The inquiry was commissioned in 2018 by the former health secretary Jeremy Hunt to examine the three scandals, but the inquiry found the problems underpinning them were systemic and far-reaching.
Cumberlege said that while innovation in medicines and medical implants had saved lives, it had also resulted in devastating harms. “Innovation without pre-market testing, post-market surveillance and post-market monitoring is quite simply dangerous,” she said.

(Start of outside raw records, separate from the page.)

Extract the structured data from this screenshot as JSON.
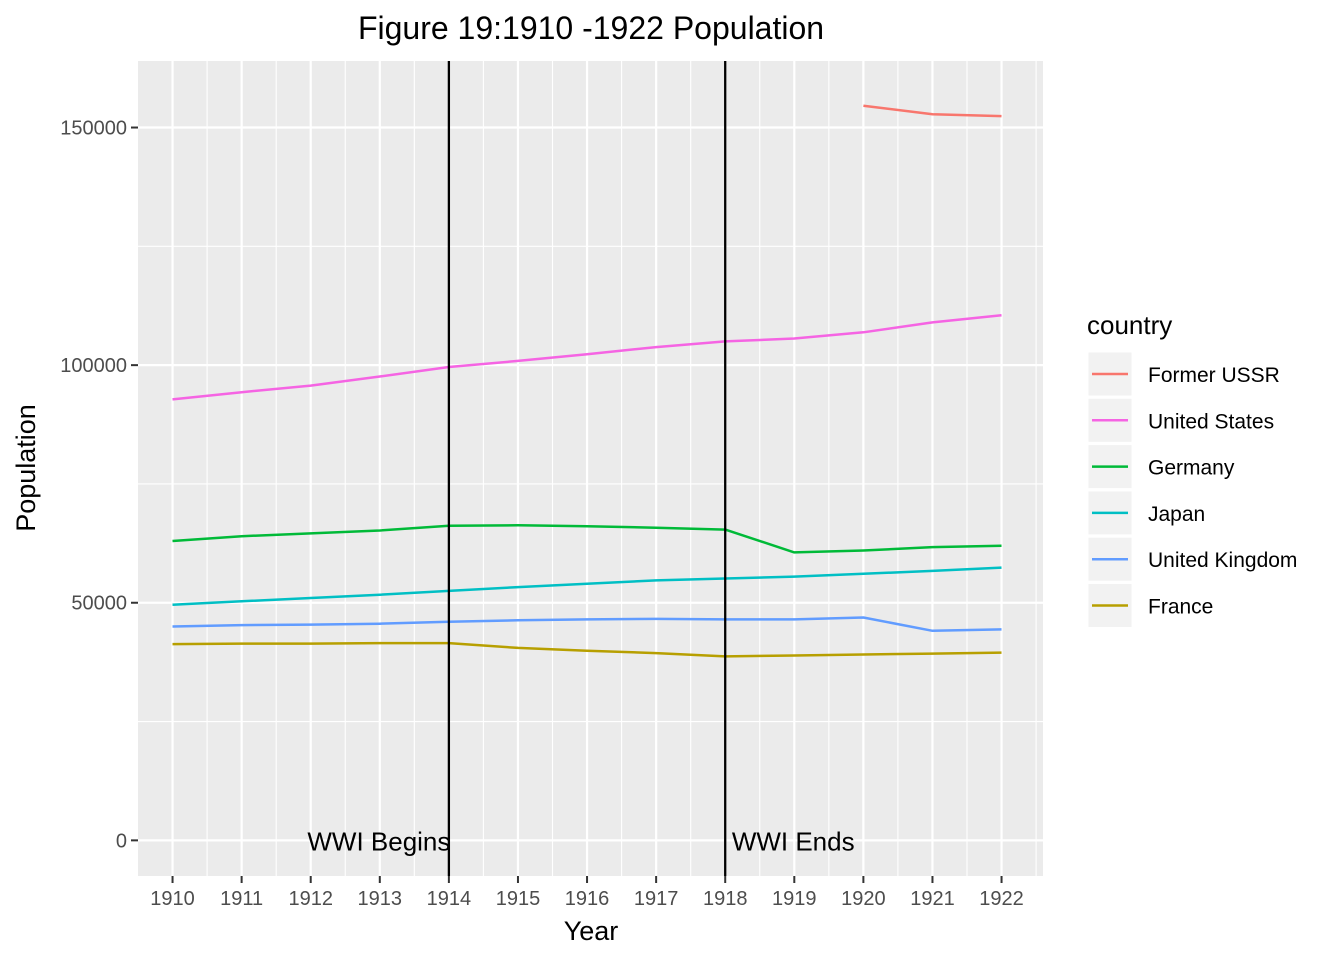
{
  "chart_data": {
    "type": "line",
    "title": "Figure 19:1910 -1922 Population",
    "xlabel": "Year",
    "ylabel": "Population",
    "x": [
      1910,
      1911,
      1912,
      1913,
      1914,
      1915,
      1916,
      1917,
      1918,
      1919,
      1920,
      1921,
      1922
    ],
    "x_tick_labels": [
      "1910",
      "1911",
      "1912",
      "1913",
      "1914",
      "1915",
      "1916",
      "1917",
      "1918",
      "1919",
      "1920",
      "1921",
      "1922"
    ],
    "xlim": [
      1909.5,
      1922.6
    ],
    "ylim": [
      -7500,
      164000
    ],
    "y_ticks": [
      0,
      50000,
      100000,
      150000
    ],
    "y_tick_labels": [
      "0",
      "50000",
      "100000",
      "150000"
    ],
    "grid": true,
    "legend": {
      "title": "country",
      "position": "right"
    },
    "series": [
      {
        "name": "Former USSR",
        "color": "#F8766D",
        "values": [
          null,
          null,
          null,
          null,
          null,
          null,
          null,
          null,
          null,
          null,
          154600,
          152800,
          152400
        ]
      },
      {
        "name": "United States",
        "color": "#F564E3",
        "values": [
          92800,
          94300,
          95700,
          97600,
          99600,
          100900,
          102300,
          103800,
          105000,
          105600,
          106900,
          109000,
          110500
        ]
      },
      {
        "name": "Germany",
        "color": "#00BA38",
        "values": [
          63000,
          64000,
          64600,
          65200,
          66200,
          66300,
          66100,
          65800,
          65400,
          60600,
          61000,
          61700,
          62000
        ]
      },
      {
        "name": "Japan",
        "color": "#00BFC4",
        "values": [
          49600,
          50300,
          51000,
          51700,
          52500,
          53300,
          54000,
          54700,
          55100,
          55500,
          56100,
          56700,
          57400
        ]
      },
      {
        "name": "United Kingdom",
        "color": "#619CFF",
        "values": [
          45000,
          45300,
          45400,
          45600,
          46000,
          46300,
          46500,
          46600,
          46500,
          46500,
          46900,
          44100,
          44400
        ]
      },
      {
        "name": "France",
        "color": "#B79F00",
        "values": [
          41300,
          41400,
          41400,
          41500,
          41500,
          40500,
          39900,
          39400,
          38700,
          38900,
          39100,
          39300,
          39500
        ]
      }
    ],
    "vlines": [
      {
        "x": 1914,
        "label": "WWI Begins"
      },
      {
        "x": 1918,
        "label": "WWI Ends"
      }
    ]
  }
}
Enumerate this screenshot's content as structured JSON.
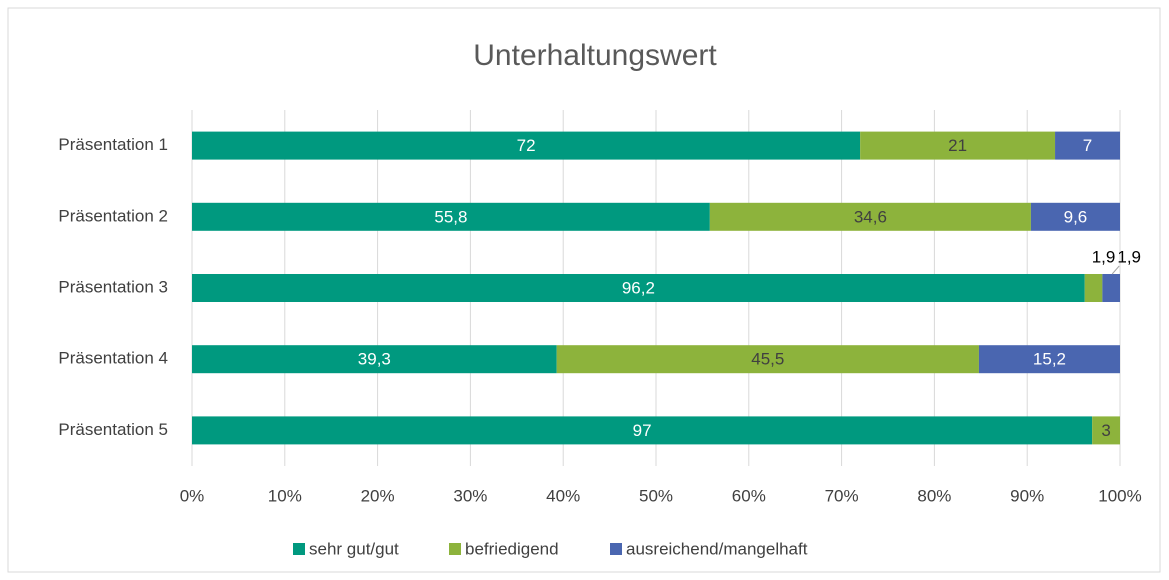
{
  "chart_data": {
    "type": "stacked_bar_horizontal",
    "title": "Unterhaltungswert",
    "categories": [
      "Präsentation 1",
      "Präsentation 2",
      "Präsentation 3",
      "Präsentation 4",
      "Präsentation 5"
    ],
    "series": [
      {
        "name": "sehr gut/gut",
        "color": "#00997f",
        "values": [
          72,
          55.8,
          96.2,
          39.3,
          97
        ],
        "value_labels": [
          "72",
          "55,8",
          "96,2",
          "39,3",
          "97"
        ]
      },
      {
        "name": "befriedigend",
        "color": "#8db33c",
        "values": [
          21,
          34.6,
          1.9,
          45.5,
          3
        ],
        "value_labels": [
          "21",
          "34,6",
          "1,9",
          "45,5",
          "3"
        ]
      },
      {
        "name": "ausreichend/mangelhaft",
        "color": "#4a66b0",
        "values": [
          7,
          9.6,
          1.9,
          15.2,
          null
        ],
        "value_labels": [
          "7",
          "9,6",
          "1,9",
          "15,2",
          null
        ]
      }
    ],
    "xlim": [
      0,
      100
    ],
    "xticks": [
      {
        "value": 0,
        "label": "0%"
      },
      {
        "value": 10,
        "label": "10%"
      },
      {
        "value": 20,
        "label": "20%"
      },
      {
        "value": 30,
        "label": "30%"
      },
      {
        "value": 40,
        "label": "40%"
      },
      {
        "value": 50,
        "label": "50%"
      },
      {
        "value": 60,
        "label": "60%"
      },
      {
        "value": 70,
        "label": "70%"
      },
      {
        "value": 80,
        "label": "80%"
      },
      {
        "value": 90,
        "label": "90%"
      },
      {
        "value": 100,
        "label": "100%"
      }
    ],
    "grid": true,
    "legend": "bottom"
  }
}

She added that the failure to collect data on patient outcomes meant the healthcare system, including the Medicines and Healthcare Products Regulatory Agency, was “flying blind”. “Acting swiftly to prevent harm is impossible without good data,” she said.
Cumberlege said it was difficult to criticise the NHS at a time when doctors and healthcare workers were being applauded as heroes for their work during the COVID-19 crisis but said the report needed to come out before the world “moves on”.
Matt Hancock, the health secretary, said in the report: “On behalf of the NHS and whole healthcare system, I want to issue a full apology to those who have suffered and their families for the frustration, for the time that it’s taken, that they have taken, to get their voices heard.
“This report is a wake-up call to the system to respond to patients’ concerns. One of the most striking things I have found from talking to some of the women who have been badly affected, is not only were they suffering in pain, but also the deep frustration that no one in authority would listen. And we have listened. This report details those painful accounts.”